Only 5-stage streams, longer sequences not tested
Clear stage boundaries, gradual drift not simulated
Intra-stage distribution changes not considered

Impact

Contribution to the field:

Theory: Gradient alignment perspective provides new analytical tool for continual learning
Empirics: Systematic benchmark provides reference point for subsequent research
Practice: Simple effective method lowers deployment threshold

Practical value:

Streaming systems (power, transportation, finance) can directly apply
Lightweight solution for continual learning on edge devices
No architecture modification needed, easy integration into existing systems

Reproducibility:

Uses public datasets
Commits to releasing code and logs
Detailed experimental setup description
Explicit random seeds

Potential impact:

Establishes simple strong baseline for streaming learning
Inspires gradient analysis-based continual learning methods
Advances research on continual learning for generative tasks

Applicable Scenarios

Strongly recommended scenarios:

Heterogeneous multi-task streams:
- Recommendation systems for different customer groups
- Quality inspection systems for multi-brand products
- Multi-language NLP tasks
Memory-constrained environments:
- Edge devices (IoT, mobile)
- Embedded systems
- Real-time processing pipelines
Need to retain historical capability:
- Generative models (need reconstruct historical patterns)
- Multi-task services (need support multiple request types simultaneously)
- Long-term deployment systems

Use with caution scenarios:

Mild temporal drift:
- Stationary time series prediction
- Slowly evolving distributions
- SeqFT may suffice here
Extreme resource constraints:
- Cannot maintain buffer (C < 100)
- Sampling overhead unacceptable
Requiring theoretical guarantees:
- Safety-critical applications
- Paper's first-order analysis may be insufficient

Extension directions:

Combine with parameter regularization for improved performance
Adaptive buffer management
Combination with knowledge distillation
Extension to continual fine-tuning of pre-trained large models

Selected References

Goodfellow et al. (2014): An empirical investigation of catastrophic forgetting - Pioneering empirical study of catastrophic forgetting
Kirkpatrick et al. (2017): Elastic Weight Consolidation (EWC) - Representative work on parameter importance regularization
Lopez-Paz & Ranzato (2017): Gradient Episodic Memory (GEM) - Gradient constraint-based continual learning
Parisi et al. (2019): Continual lifelong learning with neural networks - Continual learning survey
Gama et al. (2014): A survey on concept drift adaptation - Concept drift adaptation survey

Overall Assessment: This is a solid continual learning research paper that provides a practical solution to catastrophic forgetting in streaming learning scenarios through concise theoretical analysis and systematic experimental evaluation.
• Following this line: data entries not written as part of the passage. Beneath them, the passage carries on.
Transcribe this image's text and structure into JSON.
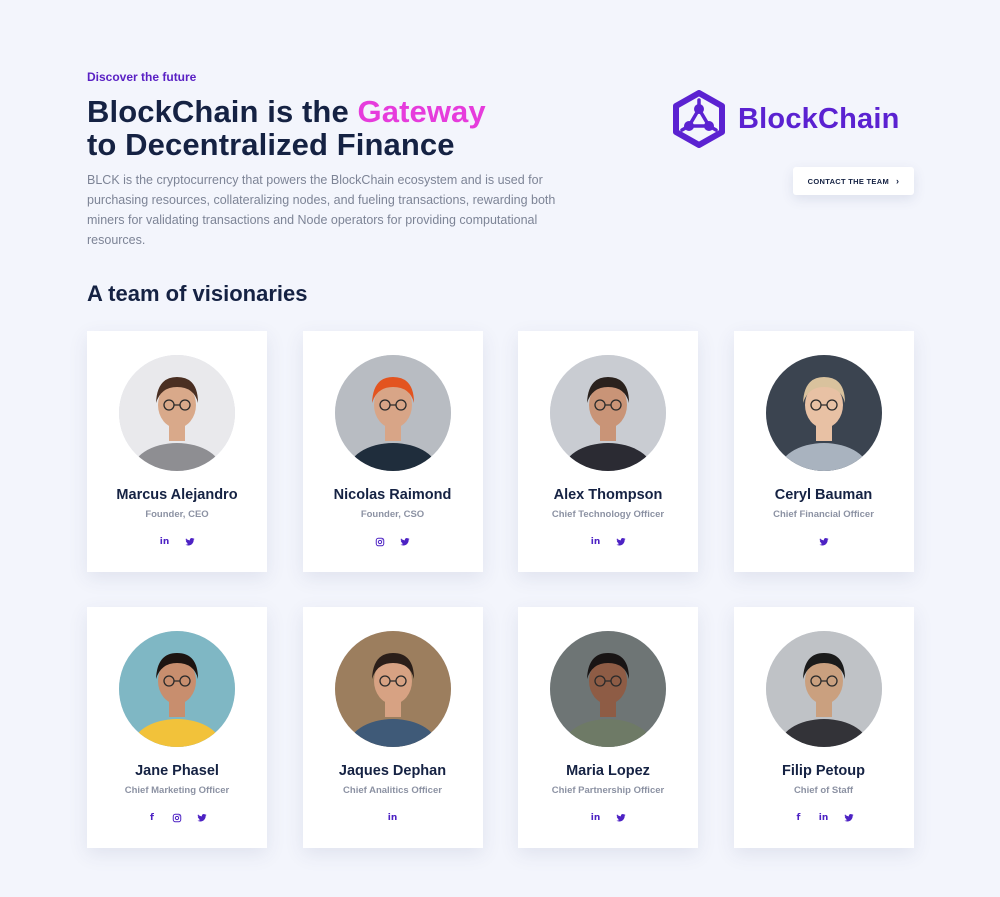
{
  "hero": {
    "eyebrow": "Discover the future",
    "headline_line1_prefix": "BlockChain is the ",
    "headline_accent": "Gateway",
    "headline_line2": "to Decentralized Finance",
    "description": "BLCK is the cryptocurrency that powers the BlockChain ecosystem and is used for purchasing resources, collateralizing nodes, and fueling transactions, rewarding both miners for validating transactions and Node operators for providing computational resources."
  },
  "brand": {
    "name": "BlockChain",
    "logo_icon": "hexagon-network-icon"
  },
  "contact_button": {
    "label": "CONTACT THE TEAM",
    "chevron": "›"
  },
  "team": {
    "title": "A team of visionaries",
    "members": [
      {
        "name": "Marcus Alejandro",
        "role": "Founder, CEO",
        "socials": [
          "linkedin",
          "twitter"
        ]
      },
      {
        "name": "Nicolas Raimond",
        "role": "Founder, CSO",
        "socials": [
          "instagram",
          "twitter"
        ]
      },
      {
        "name": "Alex Thompson",
        "role": "Chief Technology Officer",
        "socials": [
          "linkedin",
          "twitter"
        ]
      },
      {
        "name": "Ceryl Bauman",
        "role": "Chief Financial Officer",
        "socials": [
          "twitter"
        ]
      },
      {
        "name": "Jane Phasel",
        "role": "Chief Marketing Officer",
        "socials": [
          "facebook",
          "instagram",
          "twitter"
        ]
      },
      {
        "name": "Jaques Dephan",
        "role": "Chief Analitics Officer",
        "socials": [
          "linkedin"
        ]
      },
      {
        "name": "Maria Lopez",
        "role": "Chief Partnership Officer",
        "socials": [
          "linkedin",
          "twitter"
        ]
      },
      {
        "name": "Filip Petoup",
        "role": "Chief of Staff",
        "socials": [
          "facebook",
          "linkedin",
          "twitter"
        ]
      }
    ]
  },
  "colors": {
    "brand": "#5b22d1",
    "accent": "#e63cdc",
    "heading": "#152243",
    "body_text": "#7d8496",
    "background": "#f3f5fc"
  },
  "social_glyphs": {
    "linkedin": "in",
    "facebook": "f"
  }
}
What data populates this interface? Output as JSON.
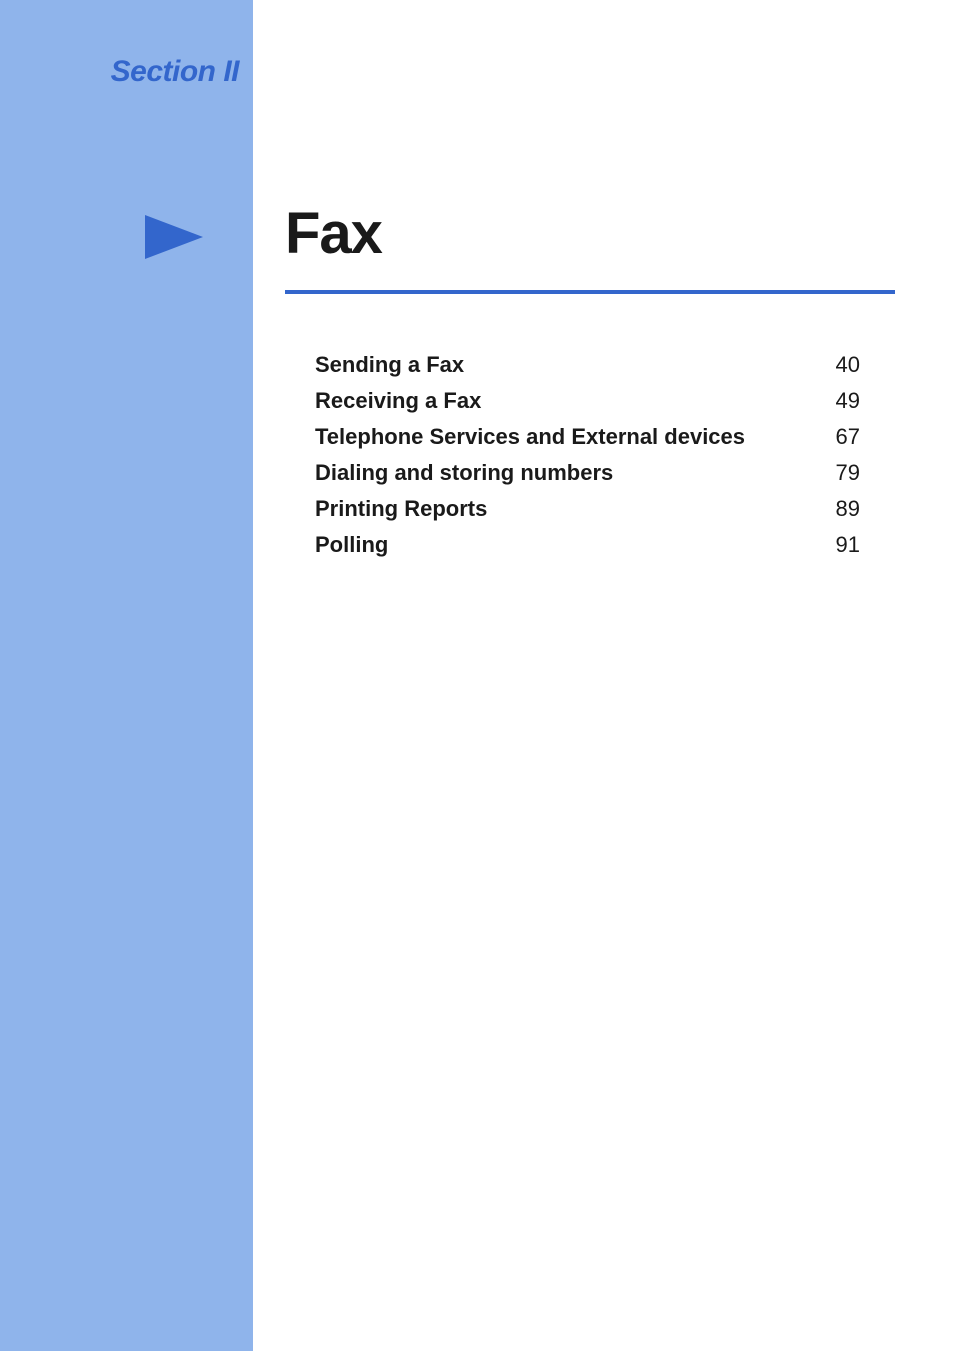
{
  "sidebar": {
    "section_label": "Section II"
  },
  "main": {
    "title": "Fax"
  },
  "toc": {
    "items": [
      {
        "title": "Sending a Fax",
        "page": "40"
      },
      {
        "title": "Receiving a Fax",
        "page": "49"
      },
      {
        "title": "Telephone Services and External devices",
        "page": "67"
      },
      {
        "title": "Dialing and storing numbers",
        "page": "79"
      },
      {
        "title": "Printing Reports",
        "page": "89"
      },
      {
        "title": "Polling",
        "page": "91"
      }
    ]
  }
}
The paper's main value lies in: (1) unified task formalization framework; (2) clear gradient alignment theory; (3) systematic evaluation across task types and stream types. While having limitations in model scale, theoretical depth, and method comparison, the positioning as a "strong baseline" is reasonable. For researchers and engineers needing to deploy continual learning systems in resource-constrained environments, this paper provides valuable guidance and reference implementation.